I started my own guild after my leaving my last guild because they refused to let me tank. I couldn't even roll on tank gear as fury when all of their tanks had all best in slots. But my guild is stuck with 36 level 80s who are never all on at the same time... and most of the ones that are on are under-geared or aren't skilled in the least bit. what's your advice?
Dear anonymous reader,
Sometimes starting your own guild is the answer, sometimes it's not. It takes time, patience, and vigilance to build a raid guild. Be sure to check out Scott Andrew's Officer's Quarters. He regularly addresses the ups and downs of guild leadership and offers practical advice on the challenges you may face.
While your players need to be dedicated to progression, you need to be pretty dedicated to your members. Sometimes your guildies need some gentle encouragement, and sometimes they need a kick in the pants. Be sure to make your expectations clear to them and provide them with resources to improve their performance. It helps when you run instances with them for upgrades and to gauge their abilities.
To get people on schedule, mark your guild calendar with set runs and stick to them. Even if you have to pug out some or most of the spots, your guildies will learn your raid times and make their best efforts to be there. You can't control people schedules (jobs, families, school, etc come first), but you can give them a stable expectation for their WoW time.
My guild mixes it up with another guild of approximately the same size and same level of progression. We've been running our own 10-man Naxx, OS, and Vault raids, but draw from both for 25 mans. Our heavy hitters are taking on Maly 10 and Ulduar 10 while we work on getting folks geared for the next level of progress. You'd be surprised by how many guilds are in the same circumstance.
If you choose to do this, be fair when it comes to gear and assignments with your counterparts'. Make your expectations clear with both guilds and when you all are together, treat them like your own. It really helps to stay in regular contact with the other guild leader.
I have to admit that this has it's drawbacks. Sometimes it still feels like "us versus them," and neither of our guilds are willing to merge into the other. As the overall raid leader, I can get frustrated trying to keep track of everyone's schedule. Sometimes I feel like I can't communicate well enough with members of the other guild. It's not a perfect, long-term solution, but it does keep both of our guilds active in progression while we support growth in our own members.
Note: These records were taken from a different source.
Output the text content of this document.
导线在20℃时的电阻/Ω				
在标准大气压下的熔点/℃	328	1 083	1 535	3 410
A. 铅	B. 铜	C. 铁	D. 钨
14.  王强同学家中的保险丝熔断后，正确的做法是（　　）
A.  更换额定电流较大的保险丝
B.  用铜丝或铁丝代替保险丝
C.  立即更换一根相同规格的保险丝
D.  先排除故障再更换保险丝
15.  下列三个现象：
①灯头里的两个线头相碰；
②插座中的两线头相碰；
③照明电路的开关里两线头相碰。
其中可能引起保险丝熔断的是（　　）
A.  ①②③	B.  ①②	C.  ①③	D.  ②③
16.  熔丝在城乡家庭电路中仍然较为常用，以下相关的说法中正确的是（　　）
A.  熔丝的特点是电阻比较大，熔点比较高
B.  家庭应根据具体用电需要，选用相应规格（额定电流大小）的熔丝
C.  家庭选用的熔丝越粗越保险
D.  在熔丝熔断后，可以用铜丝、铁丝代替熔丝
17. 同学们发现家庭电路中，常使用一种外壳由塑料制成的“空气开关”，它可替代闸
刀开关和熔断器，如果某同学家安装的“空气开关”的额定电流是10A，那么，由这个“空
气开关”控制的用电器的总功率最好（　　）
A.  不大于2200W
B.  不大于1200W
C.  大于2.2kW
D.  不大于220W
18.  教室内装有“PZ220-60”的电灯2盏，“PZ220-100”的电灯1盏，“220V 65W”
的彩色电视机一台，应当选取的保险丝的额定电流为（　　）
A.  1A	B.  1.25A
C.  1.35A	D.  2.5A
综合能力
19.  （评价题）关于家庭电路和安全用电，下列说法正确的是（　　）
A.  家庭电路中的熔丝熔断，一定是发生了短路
As for not being able to tank, that takes flexibility. Dual specs have really opened up the tanking pool, and given tanks DPS and healing options when tank spots are full. It makes sense that you can't roll on tank gear until the established tanks have gotten their fill. That being said, once the tanks are geared most guilds will pass off to off specs before they disenchant. If you're stuck in a role that you don't really want, work it, be the best you can be at it, and build the set of your dreams with spare parts.
There is also the option of finding a guild that meets your needs. It does very little good to be a part of a raid guild that can't work together due to scheduling constraints or personality conflicts. You may be able to find a tanking spot that's just right for you if you peek around a little.
In sum, you have four choices choices:
1. Be patient and work with your own guild.
2. Be patient and work with another guild.
3. Run as DPS and build a tank set.
4. Find a guild that needs you as much as you need them.
Whichever you decide, best of luck to you.